How could I say something so outrageous when every night I was in bed with another woman?
But that is my wife!
How did I dare say this to her? She was shaking with sobs. She’d never wanted to live like that, what had I made of her? A whore who wasn’t even entitled to see me when she felt depressed or when she needed me but who had to come running the moment I felt like it, whenever I could find the time for her.
I didn’t say anything, I was so taken aback by her grief and anger, and she screamed that I should say something, why didn’t I defend myself, why didn’t I try to convince her that she was mistaken, why didn’t I tell her that I loved her, that I cared for her?

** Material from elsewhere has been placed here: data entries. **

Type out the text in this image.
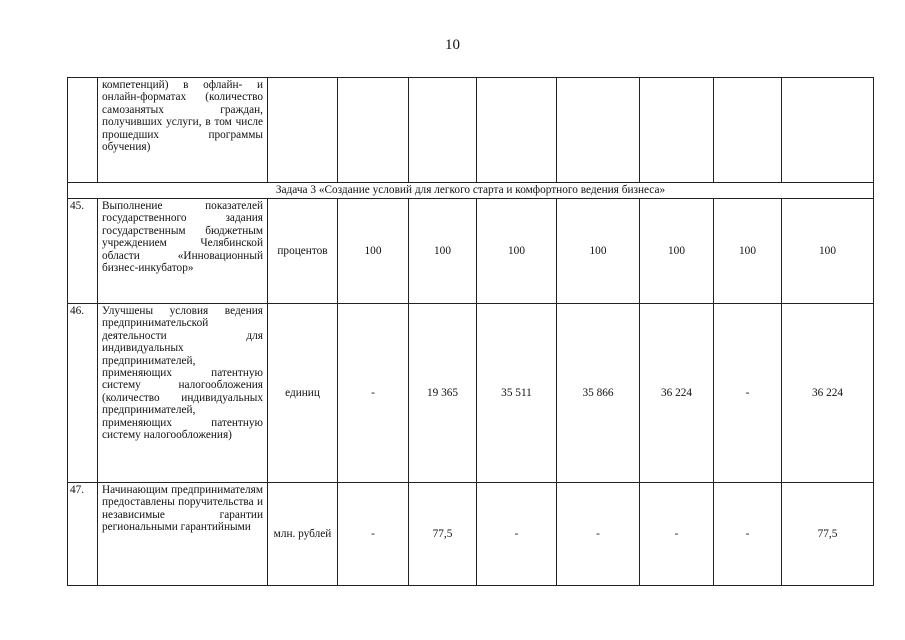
10
	компетенций) в офлайн- и онлайн-форматах (количество самозанятых граждан, получивших услуги, в том числе прошедших программы обучения)								
Задача 3 «Создание условий для легкого старта и комфортного ведения бизнеса»									
45.	Выполнение показателей государственного задания государственным бюджетным учреждением Челябинской области «Инновационный бизнес-инкубатор»	процентов	100	100	100	100	100	100	100
46.	Улучшены условия ведения предпринимательской деятельности для индивидуальных предпринимателей, применяющих патентную систему налогообложения (количество индивидуальных предпринимателей, применяющих патентную систему налогообложения)	единиц	-	19 365	35 511	35 866	36 224	-	36 224
47.	Начинающим предпринимателям предоставлены поручительства и независимые гарантии региональными гарантийными	млн. рублей	-	77,5	-	-	-	-	77,5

Then we made love again, night descended on the palace outside our window, the drenched pigeons had disappeared. She wanted to hear again and again that I loved her. I kept repeating it with a strange kind of obsessiveness. We made love with the same obsessiveness, and she whispered to me that we had been predestined for each other, that we were resisting our fate in vain, that I was resisting in vain when I longed for her so much.
And I didn’t say anything. I embraced her, I melted into her, and I tried to dispel the unease which was growing within me.
But I didn’t want to live like that permanently. When I got home I told my wife about the other woman.
It was getting on for ten o’clock, the time when we normally left our hospitable tavern. The foreman, who was a great one for precision, looked closely at his watch: ‘One more beer,’ he decided, ‘and then we’re off, even if it’s pissing like from a fireman’s hose.’ And to comfort us he related how exactly thirty years ago it had rained just like this all through the summer. He was encamped down beyond Kvilda, at the back of beyond. Luckily he managed on the second day to pick up a pretty dark-haired girl from accounts at the timberyard. He’d stopped at her office in the morning, and within half an hour he’d done all the calculations for her that she’d have spent the whole day on, so that they could get down to the real business.
The foreman was a good raconteur, and the standard of his story-telling rose with the interest of his listeners. In me he found an attentive listener, for which he rewarded me not only by addressing me more often than the rest but also, as a sign of his favour, by occasionally giving me the better and more profitable jobs. His most grateful listener, however, was the youngster, either because at his age he was the most eager to hear other people’s stories or because fate had prevented him from experiencing most of the things the foreman recounted.